Oui, pouvoir se dire « je suis oiseau voyez mes ailes », offre l’avantage de prendre de la hauteur jusqu’à ce que s’effacent les laideurs d’en bas. « Fini tous les trucs bassement matériels qui pourrissent l’existence », se réjouit Grégoire pris dans l’ivresse d’une « extrême liberté » comme le corbeau de Silésie qui avait rendu l’espoir à son grand-père prisonnier de guerre. Mais voilà, quand on est un oiseau pensant, « la sale ambiance » qui règne dessous continue de vous hanter : le chômage, la violence, l’état d’urgence et ce président américain « coiffé d’une serpillère dorée » aussi « cinglé » que « l’affreux Playmobil de Pyongyang ». On n’échappe pas au monde, même en haut. Et puis, il y a les parents, les amis, sa petite copine Luce. Des « réseaux zoziaux », pas moyen de leur envoyer un SMS pour les rassurer.

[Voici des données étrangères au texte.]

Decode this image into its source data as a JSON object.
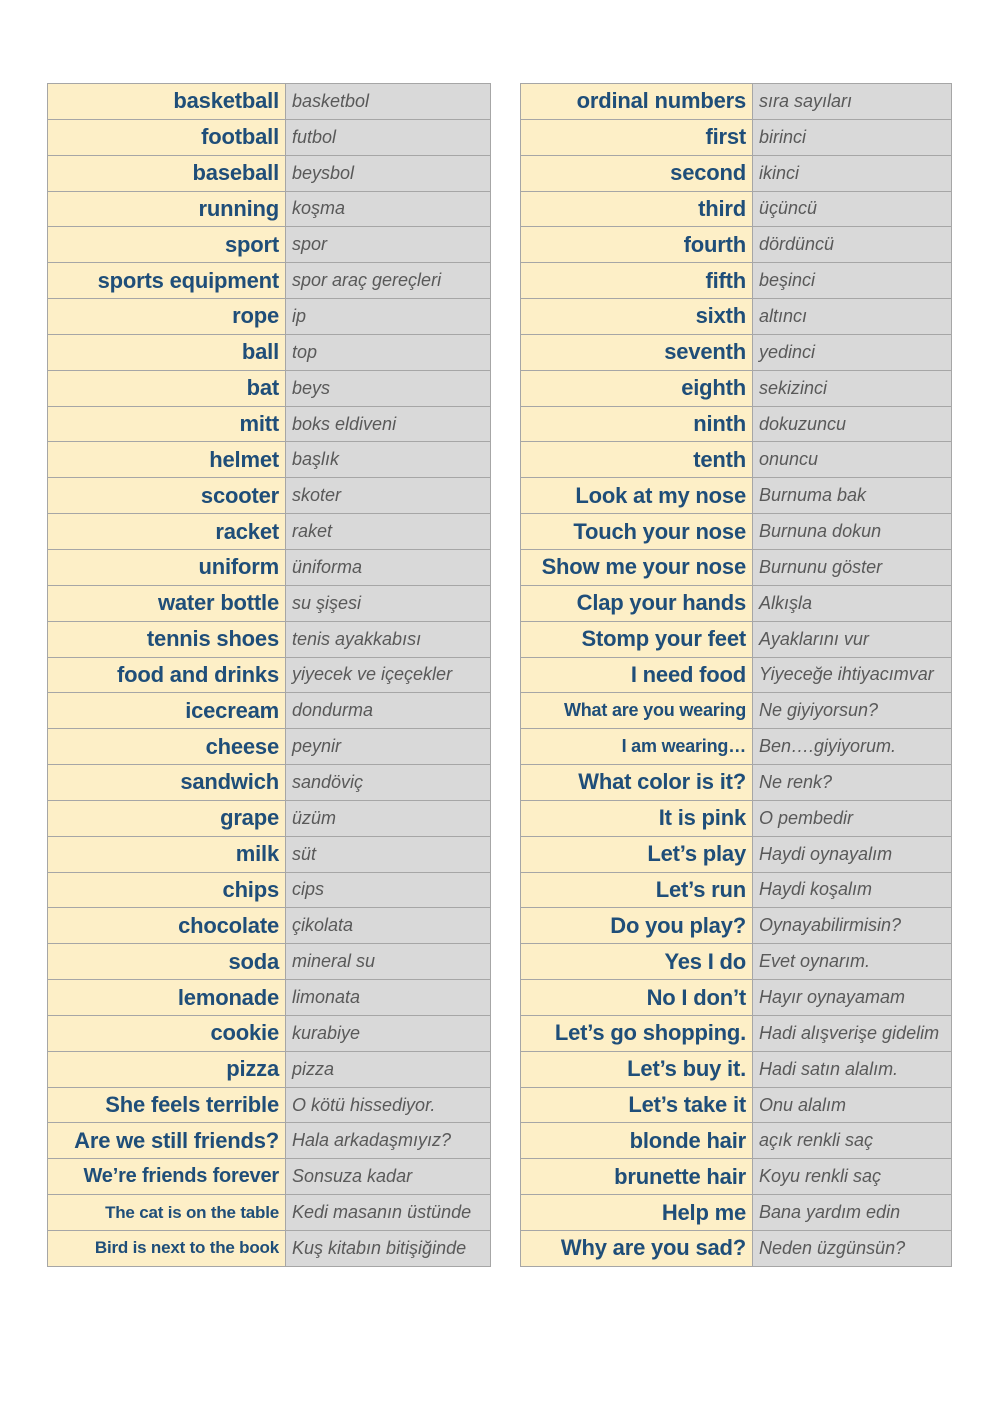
{
  "left_column": [
    {
      "en": "basketball",
      "tr": "basketbol"
    },
    {
      "en": "football",
      "tr": "futbol"
    },
    {
      "en": "baseball",
      "tr": "beysbol"
    },
    {
      "en": "running",
      "tr": "koşma"
    },
    {
      "en": "sport",
      "tr": "spor"
    },
    {
      "en": "sports equipment",
      "tr": "spor araç gereçleri"
    },
    {
      "en": "rope",
      "tr": "ip"
    },
    {
      "en": "ball",
      "tr": "top"
    },
    {
      "en": "bat",
      "tr": "beys"
    },
    {
      "en": "mitt",
      "tr": "boks eldiveni"
    },
    {
      "en": "helmet",
      "tr": "başlık"
    },
    {
      "en": "scooter",
      "tr": "skoter"
    },
    {
      "en": "racket",
      "tr": "raket"
    },
    {
      "en": "uniform",
      "tr": "üniforma"
    },
    {
      "en": "water bottle",
      "tr": "su şişesi"
    },
    {
      "en": "tennis shoes",
      "tr": "tenis ayakkabısı"
    },
    {
      "en": "food and drinks",
      "tr": "yiyecek ve içeçekler"
    },
    {
      "en": "icecream",
      "tr": "dondurma"
    },
    {
      "en": "cheese",
      "tr": "peynir"
    },
    {
      "en": "sandwich",
      "tr": "sandöviç"
    },
    {
      "en": "grape",
      "tr": "üzüm"
    },
    {
      "en": "milk",
      "tr": "süt"
    },
    {
      "en": "chips",
      "tr": "cips"
    },
    {
      "en": "chocolate",
      "tr": "çikolata"
    },
    {
      "en": "soda",
      "tr": "mineral su"
    },
    {
      "en": "lemonade",
      "tr": "limonata"
    },
    {
      "en": "cookie",
      "tr": "kurabiye"
    },
    {
      "en": "pizza",
      "tr": "pizza"
    },
    {
      "en": "She feels terrible",
      "tr": "O kötü hissediyor."
    },
    {
      "en": "Are we still friends?",
      "tr": "Hala arkadaşmıyız?"
    },
    {
      "en": "We’re friends forever",
      "tr": "Sonsuza kadar"
    },
    {
      "en": "The cat is on the table",
      "tr": "Kedi masanın üstünde"
    },
    {
      "en": "Bird is next to the book",
      "tr": "Kuş kitabın bitişiğinde"
    }
  ],
  "right_column": [
    {
      "en": "ordinal numbers",
      "tr": "sıra sayıları"
    },
    {
      "en": "first",
      "tr": "birinci"
    },
    {
      "en": "second",
      "tr": "ikinci"
    },
    {
      "en": "third",
      "tr": "üçüncü"
    },
    {
      "en": "fourth",
      "tr": "dördüncü"
    },
    {
      "en": "fifth",
      "tr": "beşinci"
    },
    {
      "en": "sixth",
      "tr": "altıncı"
    },
    {
      "en": "seventh",
      "tr": "yedinci"
    },
    {
      "en": "eighth",
      "tr": "sekizinci"
    },
    {
      "en": "ninth",
      "tr": "dokuzuncu"
    },
    {
      "en": "tenth",
      "tr": "onuncu"
    },
    {
      "en": "Look at my nose",
      "tr": "Burnuma bak"
    },
    {
      "en": "Touch your nose",
      "tr": "Burnuna dokun"
    },
    {
      "en": "Show me your nose",
      "tr": "Burnunu göster"
    },
    {
      "en": "Clap your hands",
      "tr": "Alkışla"
    },
    {
      "en": "Stomp your feet",
      "tr": "Ayaklarını vur"
    },
    {
      "en": "I need  food",
      "tr": "Yiyeceğe ihtiyacımvar"
    },
    {
      "en": "What are you wearing",
      "tr": "Ne giyiyorsun?"
    },
    {
      "en": "I am wearing…",
      "tr": "Ben….giyiyorum."
    },
    {
      "en": "What color is it?",
      "tr": "Ne renk?"
    },
    {
      "en": "It is pink",
      "tr": "O pembedir"
    },
    {
      "en": "Let’s play",
      "tr": "Haydi oynayalım"
    },
    {
      "en": "Let’s run",
      "tr": "Haydi koşalım"
    },
    {
      "en": "Do you play?",
      "tr": "Oynayabilirmisin?"
    },
    {
      "en": "Yes  I do",
      "tr": "Evet oynarım."
    },
    {
      "en": "No I don’t",
      "tr": "Hayır oynayamam"
    },
    {
      "en": "Let’s go shopping.",
      "tr": "Hadi alışverişe gidelim"
    },
    {
      "en": "Let’s buy it.",
      "tr": "Hadi satın alalım."
    },
    {
      "en": "Let’s take it",
      "tr": "Onu alalım"
    },
    {
      "en": "blonde hair",
      "tr": "açık renkli saç"
    },
    {
      "en": "brunette hair",
      "tr": "Koyu renkli saç"
    },
    {
      "en": "Help me",
      "tr": "Bana yardım edin"
    },
    {
      "en": "Why are you sad?",
      "tr": "Neden üzgünsün?"
    }
  ],
  "colors": {
    "english_cell_bg": "#fdefc7",
    "english_text": "#1f4e79",
    "turkish_cell_bg": "#d9d9d9",
    "turkish_text": "#595959",
    "border": "#a6a6a6"
  }
}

Avoir des ailes et un bec n’empêche pas de se poser l’éternelle question : qui suis-je ? Un albatros, un martin-pêcheur, un mainate ? Plutôt un martinet ou un bouvreuil ? Comment savoir ? Quoiqu’il en soit, tout est chamboulé : le chat devient un ennemi, un chasseur vous prend pour cible. Pas évident non plus de tomber amoureux d’une perruche en cage. Il est temps, se dit Grégoire, de « retourner marcher sur terre ». Et le voilà qui se retrouve dans sa peau de jeune homme. Par quel miracle ? Celui de la littérature, bien sûr. « La poésie c’est un moyen de s’élever », disait son prof de français. Surtout chez Didier Pobel dont la plume est si légère qu’elle s’envole et sème à tout vent la petite musique de ses mots ailés.

Bernard Revel

 

Didier Pobel est lauteur de plusieurs recueils de poésie. Il a publié également: « Couleur de Rocou » (roman), « Un beau soir lavenir » (récit autobiographique), « Maman aime danser » (roman). On trouvera dans ce blog plusieurs textes consacrés à ses livres.